The longer I stood and wobbled the more I was looking at myself. My shorts were too short and made my thighs look chubby. My upper body was fat not strong. My cheeks were red and I looked terrible with all my makeup washed off. The messy bun on my head was less yoga style and more disheveled. And the harder I tried the more impossible it seemed.
There was no inner peace and balance. No awesome breathe in breathe out release. Nothing. In fact, in the time we were holding it (a minute? two? twenty? ) I had pretty much decided that I needed to rethink this whole yoga thing.
Yep. I do make snap decisions.
Especially when I'm hating myself.
And then the teacher came over, helped me back to the proper position and said "look in the mirror and focus on your strength and beauty."
And he stood there, helping me find my balance.
I looked at myself again. For a moment I looked past the stuff I hate. I rooted my foot, I straightened my shoulders, and I looked at the strength in my eyes and my body. And then I let go of the body resentment. Not forever. But for that moment.
And I realized that this was no different than avoiding collisions. Look where you want to go, not at what you want to avoid.

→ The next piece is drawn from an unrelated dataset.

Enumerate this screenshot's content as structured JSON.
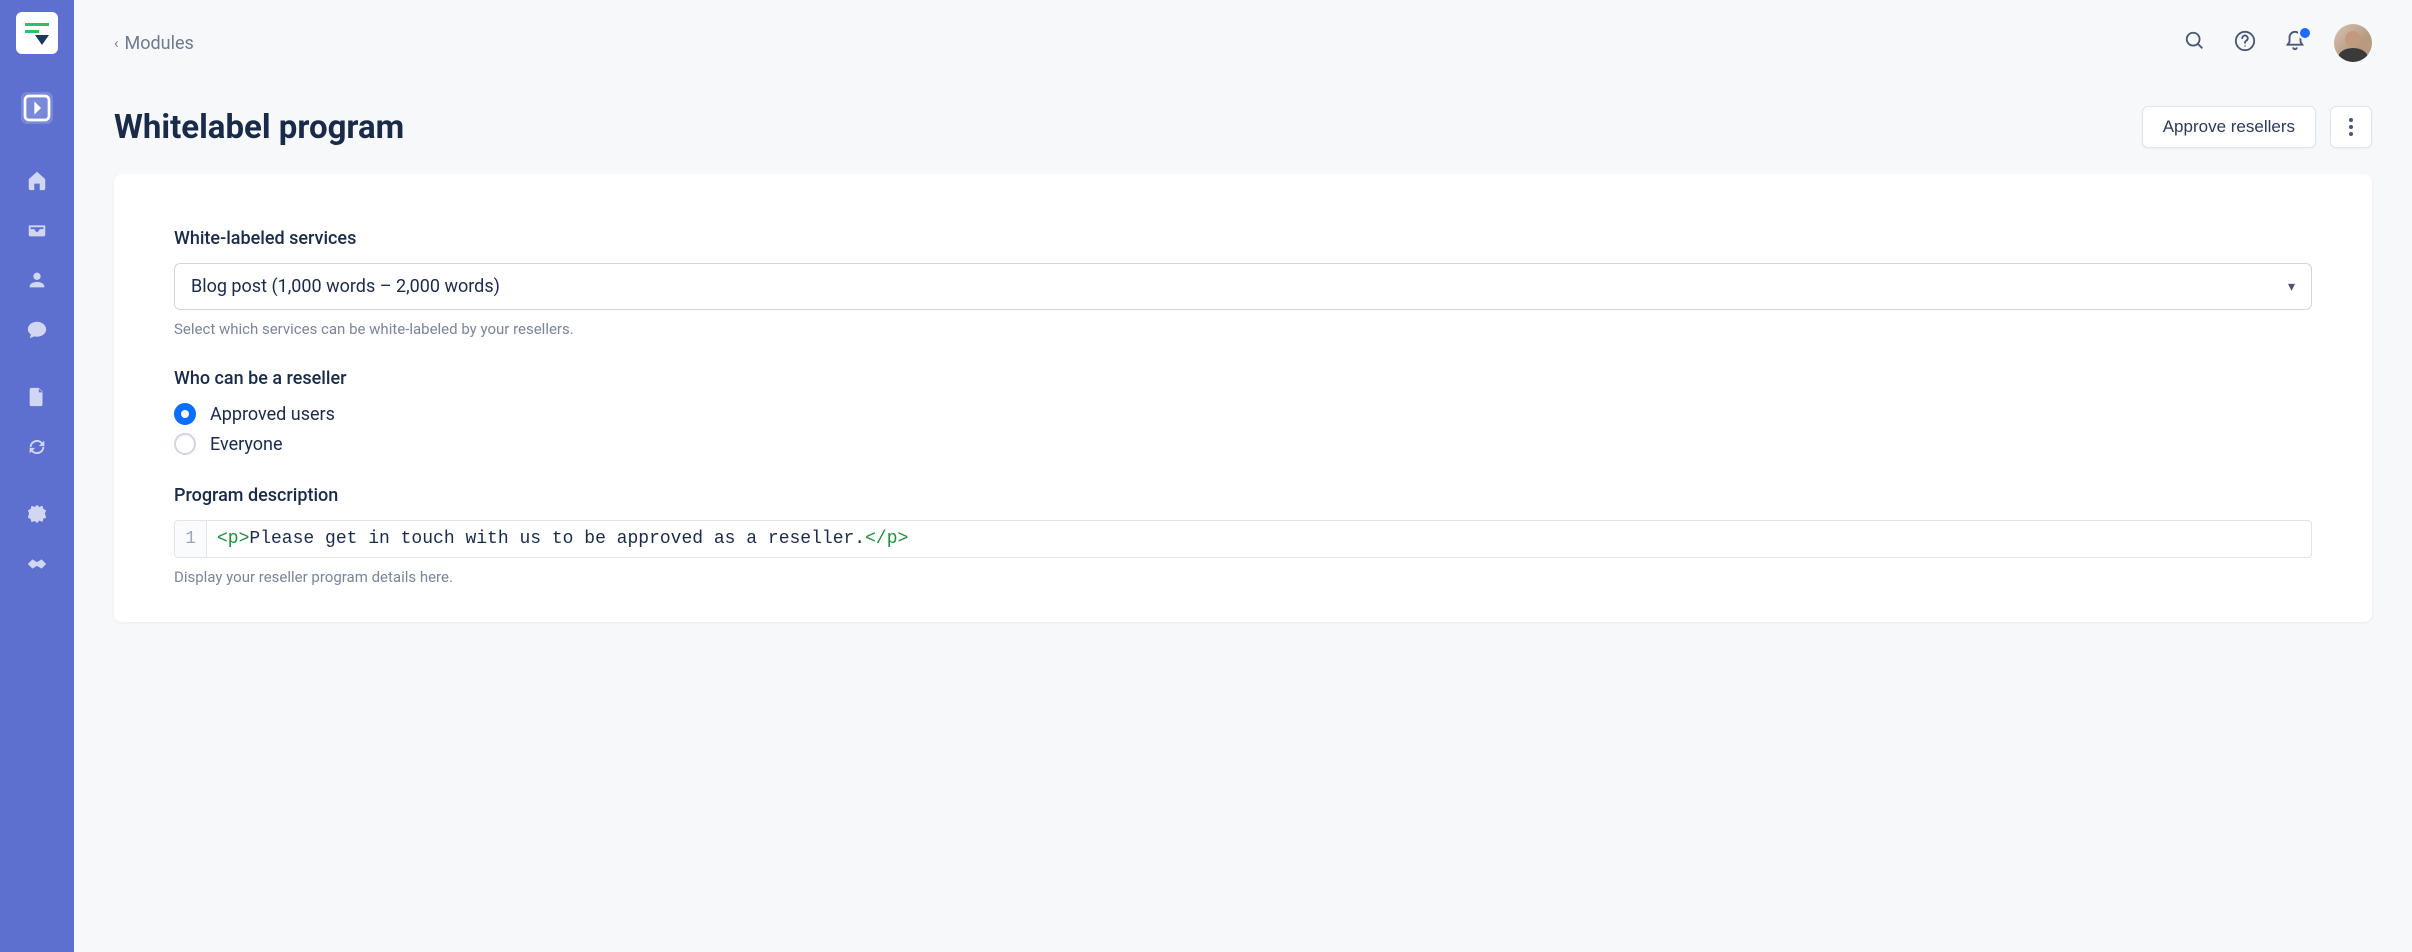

I may never hit my beauty ideal. I'll never have a dancers thin limbs or the ability to tie my hair into a perfect messy bun. But I liked seeing that strength. For a moment I believed fully that I was strong and beautiful and capable.
So I kept going. I kept breathing. I smiled. I relaxed. And I made it through not only those poses but the entire plank series.
And I left realizing that every day I need to remember to focus on the good. Because although there are a million things I can run into on the collision course of life, I will look ahead at where I want to be. And hopefully that's exactly where I will end up.